Processes up to 65,536 tokens in a single pass — no chunking, no windowing, no parallel workers. Competing models cap at 512 tokens and require 16 parallel GPU workers to handle real-world prompt lengths.
Latency improves under load. At 10,000 concurrent connections, p50 is 0.70ms — better than at low concurrency. Built for enterprise traffic patterns, not benchmarking conditions.
Validated on Intel Xeon, AMD EPYC, and consumer-grade Intel Core processors. Deploy on existing cloud CPU instances, on-premise servers, or edge nodes without hardware changes.
gRPC protocol, health checks, observability hooks, and native integration with Bud SENTRY for governance and audit. Fits into any existing infrastructure stack.
Deploy on public cloud, private cloud, on-premise, air-gapped environments, or edge — with no infrastructure changes.
Accurate guardrails require data that reflects the real threat landscape. No existing public dataset covered the breadth of attacks, toxicity patterns, and adversarial perturbations that production deployments face. So we built one.
The Bud Guardrails Dataset contains over 4 million labelled rows spanning toxicity, jailbreak attacks, prompt injections, and adversarial perturbations — believed to be the largest open guardrails dataset in existence. Every Sentinel model is trained on this foundation.
Guardrails stop being a cost center. They become infrastructure.
Phones, IoT gateways, embedded systems, ARM processors. Sentinel runs at ~25ms on edge CPUs — competing models take ~2,400ms on the same hardware. For the first time, guardrails can run at the point of generation, not just in the cloud.
Guardrail every agent action, tool call, and model output — without adding a GPU to your agent infrastructure. One CPU server. 124 million classifications per day.
Government, defence, and regulated industries can now run a full guardrail stack on their existing CPU infrastructure. No GPU procurement. No external cloud dependency. No data ever leaves the perimeter.

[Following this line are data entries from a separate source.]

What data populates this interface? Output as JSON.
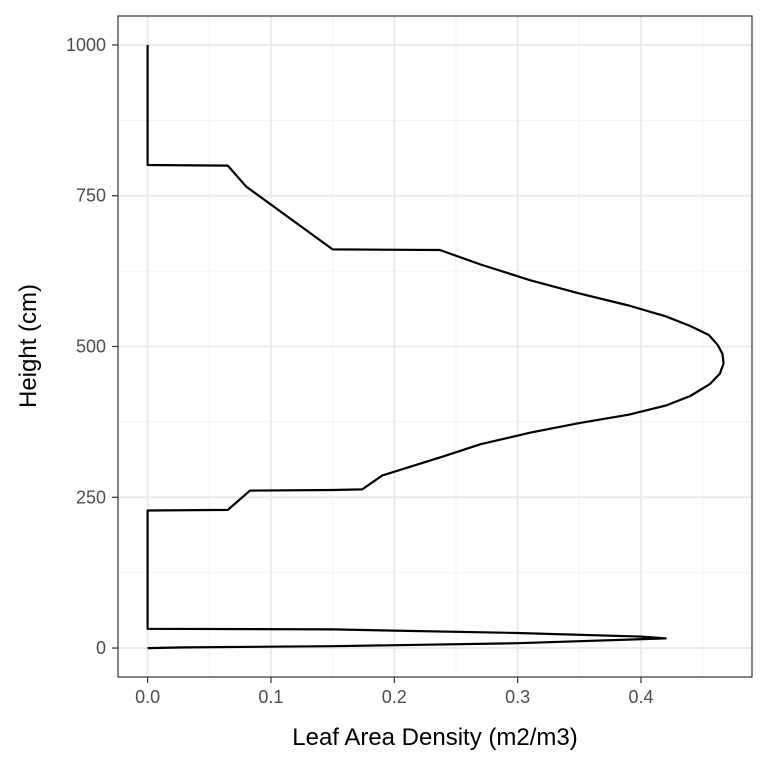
{
  "chart_data": {
    "type": "line",
    "title": "",
    "xlabel": "Leaf Area Density (m2/m3)",
    "ylabel": "Height (cm)",
    "xlim": [
      -0.024,
      0.49
    ],
    "ylim": [
      -48,
      1048
    ],
    "x_ticks": [
      0.0,
      0.1,
      0.2,
      0.3,
      0.4
    ],
    "x_tick_labels": [
      "0.0",
      "0.1",
      "0.2",
      "0.3",
      "0.4"
    ],
    "y_ticks": [
      0,
      250,
      500,
      750,
      1000
    ],
    "y_tick_labels": [
      "0",
      "250",
      "500",
      "750",
      "1000"
    ],
    "grid": true,
    "legend": "none",
    "colors": {
      "line": "#000000",
      "grid_major": "#ebebeb",
      "grid_minor": "#f2f2f2",
      "panel_border": "#333333",
      "tick_text": "#4d4d4d"
    },
    "series": [
      {
        "x": [
          0.0,
          0.0,
          0.065,
          0.08,
          0.15,
          0.237,
          0.27,
          0.31,
          0.35,
          0.39,
          0.42,
          0.44,
          0.455,
          0.462,
          0.466,
          0.467,
          0.464,
          0.456,
          0.44,
          0.42,
          0.39,
          0.35,
          0.31,
          0.27,
          0.24,
          0.215,
          0.19,
          0.174,
          0.15,
          0.083,
          0.065,
          0.0,
          0.0,
          0.15,
          0.3,
          0.4,
          0.42,
          0.3,
          0.15,
          0.03,
          0.0
        ],
        "y": [
          1000,
          801,
          800,
          765,
          661,
          660,
          636,
          610,
          588,
          568,
          550,
          534,
          519,
          503,
          488,
          472,
          455,
          438,
          418,
          402,
          387,
          373,
          357,
          338,
          318,
          302,
          286,
          263,
          262,
          261,
          229,
          228,
          32,
          31,
          25,
          19,
          16,
          8,
          3,
          1,
          0
        ]
      }
    ]
  }
}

CPU cloud instances run at approximately $0.50/hour. NVIDIA A100 instances cost $2–3/hour — and still lose to Sentinel on latency. The performance advantage compounds with the cost difference at every scale.
We're rebuilding the entire GenAI stack with Resource Aware Attention.
Not by waiting for cheaper hardware - but by building an architecture that works with what already exists.